Алексеев приблизился к Николаю, окликнул его. Николай поднял голову, увидал Алексеева, сразу заулыбался.
— Петруха!
— Ты что, садовником сделался, Николай? Из ткачей в садовники?
— За станком, брат, и дышать времени нет. А тут говори с кем хошь, об чем хошь.
Николай увлек старого друга к себе. Жил он в сторожке с женой Дарьей, молодой, рослой бабой с румянцем во всю щеку, видно хозяйкой хорошей. В комнатке было прибрано, на постели гора подушек в чистых наволочках, на столе скатерка сурового полотна, солоночка с солью прикрыта куском газеты от мух. На стене — начищенные кастрюли, а в углу над кроватью лампадка перед иконой.
Дарья обрадовалась Петру. Гости, должно быть, в сторожке садовника бывали не часто.
Алексеев осторожно рассказывал о жизни ткачей в Петербурге, о том, что климат там дюже плохой, осенью и весной человеку не дышится, потому как кругом болота. Жизнь не сказать насколько дороже, чем тут в Москве, а заработок не выше московского. Потому-то, мол, он и решил обратно в Москву перебираться.

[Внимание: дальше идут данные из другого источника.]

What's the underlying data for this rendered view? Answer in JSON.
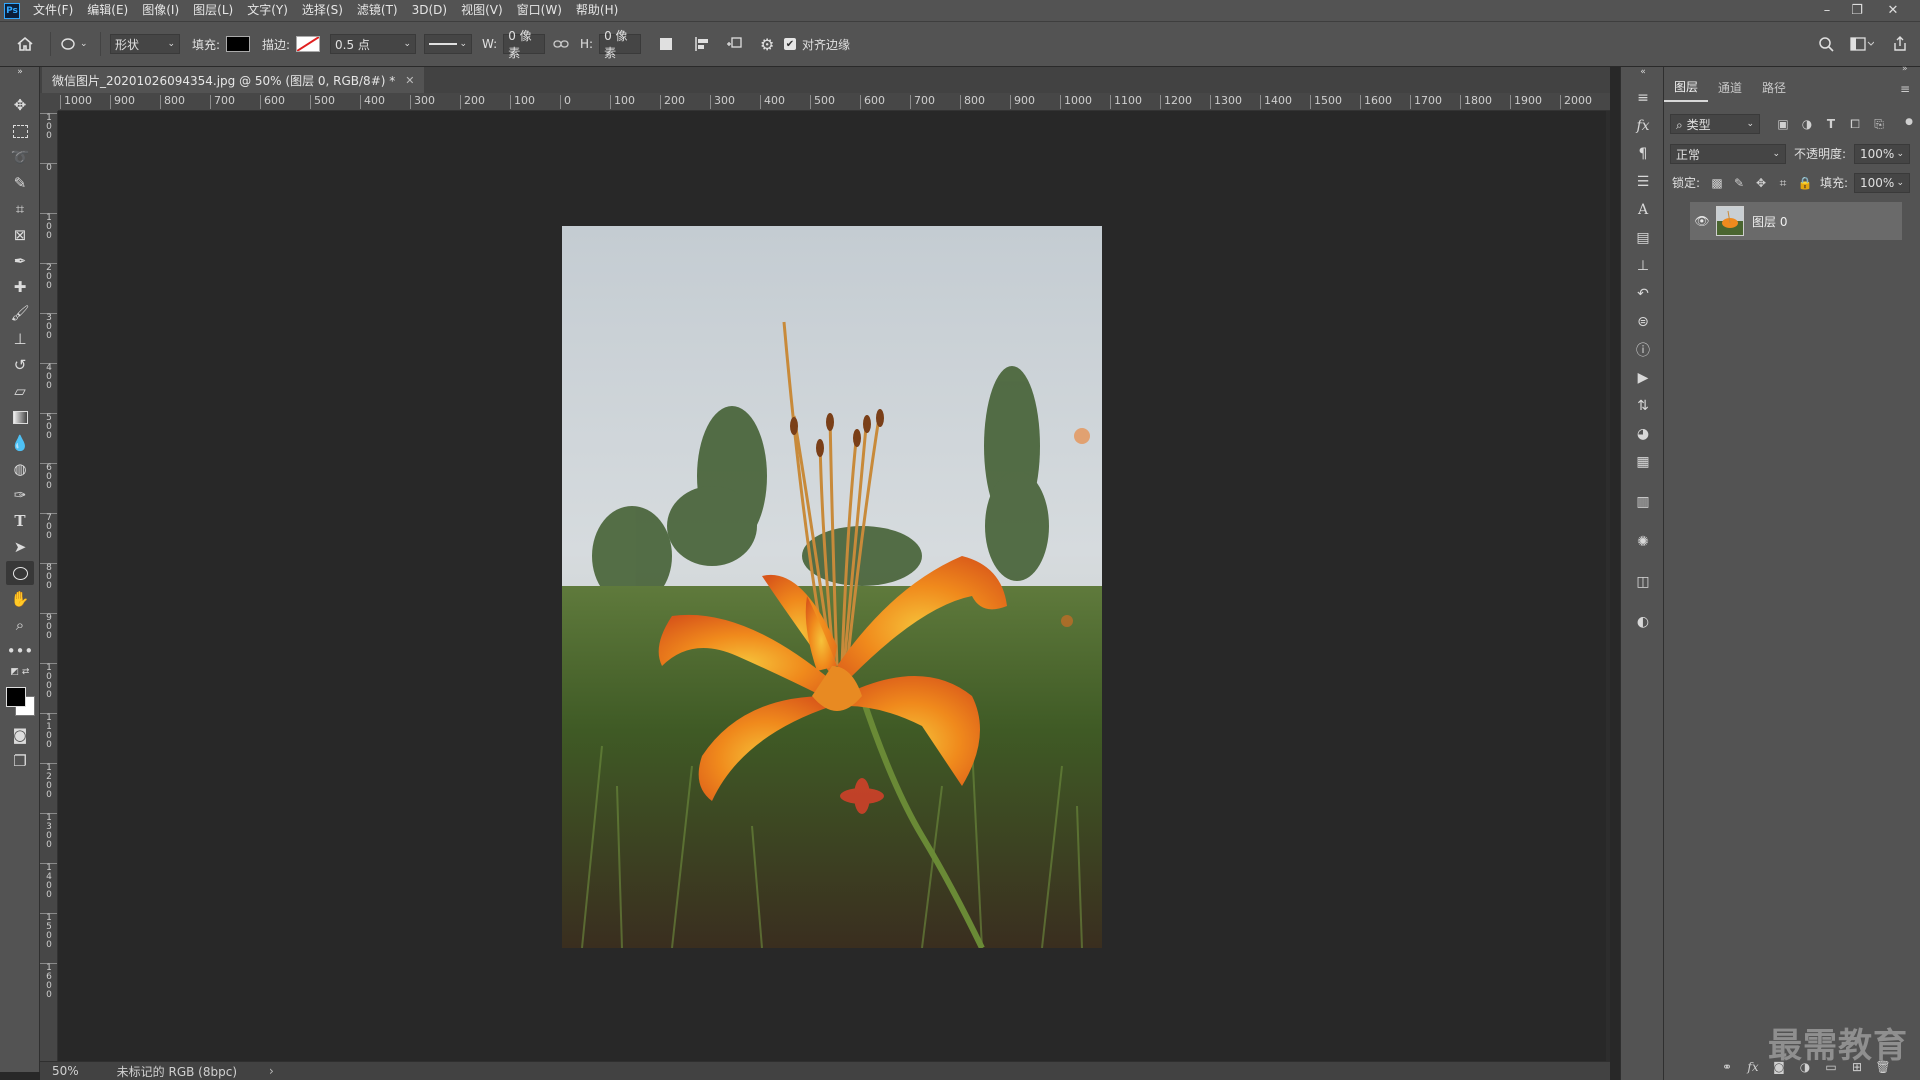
{
  "app": {
    "logo_text": "Ps",
    "menu": [
      "文件(F)",
      "编辑(E)",
      "图像(I)",
      "图层(L)",
      "文字(Y)",
      "选择(S)",
      "滤镜(T)",
      "3D(D)",
      "视图(V)",
      "窗口(W)",
      "帮助(H)"
    ]
  },
  "window_controls": {
    "minimize": "–",
    "restore": "❐",
    "close": "✕"
  },
  "options_bar": {
    "mode": "形状",
    "fill_label": "填充:",
    "stroke_label": "描边:",
    "stroke_width": "0.5 点",
    "w_label": "W:",
    "w_value": "0 像素",
    "h_label": "H:",
    "h_value": "0 像素",
    "align_edges_label": "对齐边缘",
    "align_edges_checked": true
  },
  "document": {
    "tab_title": "微信图片_20201026094354.jpg @ 50% (图层 0, RGB/8#) *",
    "zoom": "50%",
    "color_profile": "未标记的 RGB (8bpc)"
  },
  "ruler": {
    "h_ticks": [
      "1000",
      "900",
      "800",
      "700",
      "600",
      "500",
      "400",
      "300",
      "200",
      "100",
      "0",
      "100",
      "200",
      "300",
      "400",
      "500",
      "600",
      "700",
      "800",
      "900",
      "1000",
      "1100",
      "1200",
      "1300",
      "1400",
      "1500",
      "1600",
      "1700",
      "1800",
      "1900",
      "2000"
    ],
    "v_ticks": [
      "100",
      "0",
      "100",
      "200",
      "300",
      "400",
      "500",
      "600",
      "700",
      "800",
      "900",
      "1000",
      "1100",
      "1200",
      "1300",
      "1400",
      "1500",
      "1600"
    ]
  },
  "layers_panel": {
    "tabs": [
      "图层",
      "通道",
      "路径"
    ],
    "active_tab": 0,
    "filter_kind": "类型",
    "blend_mode": "正常",
    "opacity_label": "不透明度:",
    "opacity_value": "100%",
    "lock_label": "锁定:",
    "fill_label": "填充:",
    "fill_value": "100%",
    "layers": [
      {
        "name": "图层 0",
        "visible": true
      }
    ]
  },
  "watermark": "最需教育",
  "colors": {
    "ui_bg": "#535353",
    "workspace": "#282828",
    "accent": "#31a8ff"
  }
}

— Стало быть, будем с тобой теперь видеться, — говорил Алексеев. — Я на фабрику Турне поступил.
— А живешь где?
— Да вот пойду сейчас квартиру искать.
— Этого добра в Москве сколько хошь. Квартиру найти легко.
— Так вы заходите, — пригласила Дарья на прощание. — Хоть каждый день милости просим. И Николай по трактирам будет меньше ходить.
— Приходится, — сказал Николай и выразительно посмотрел Петру в глаза. — Надо народ повидать, о жизни потолковать.
Алексеев испытующе глянул на Николая.
«Ей-богу, не зря ходит он по трактирам. Зачем ему? Есть дом, жена. Видать, сыты, сам он непьющий».
Через несколько дней Петр зашел в сторожку. Николай с женой пили чай, усадили Петра, обрадовались ему.
— Квартиру нашел?
— Нашел. За Москвой-рекой. На Татарской улице.
Не сказал только, что на Татарской сняты две комнаты и что живет он не один. С ним — Георгиевский, Чикоидзе и Джабадари, приехавший только что.
Две комнаты составляли отдельную квартиру. По бросалось в глаза, что к жильцам ее стали ходить мастеровые — и Василий Грязнов, работавший на Покровке, и братья Алексеевы — Никифор и приехавший вместе с ним Влас, и студент Лукашевич, поступивший чернорабочим на завод в районе Владимирского шоссе.
Петр Алексеев вовлек в работу еще троих — Семена Агапова, Ивана Баринова и Филата Егорова.
Филат Егоров — помоложе Петра, — с подстриженной бородой, с гладко зачесанными на прямой пробор волосами, говорил тихим и ровным голосом, шагал мягким, неслышным шагом, по воскресеньям надевал длиннополый синий кафтан и выстаивал в церкви обедню. Алексеева поначалу смущала религиозность Егорова, и он не сразу стал доверять ему. Но однажды послушал, как Егоров в трактире беседовал с мастеровым народом, и решил, что проповедь Филата Егорова — в помощь общему делу. Начал давать ему книги и брошюры, зная, что Егоров все это приведет в согласие с христовым учением и, адресуясь к религиозным чувствам мастеровых, будет призывать их во имя Христа биться за правду жизни земной.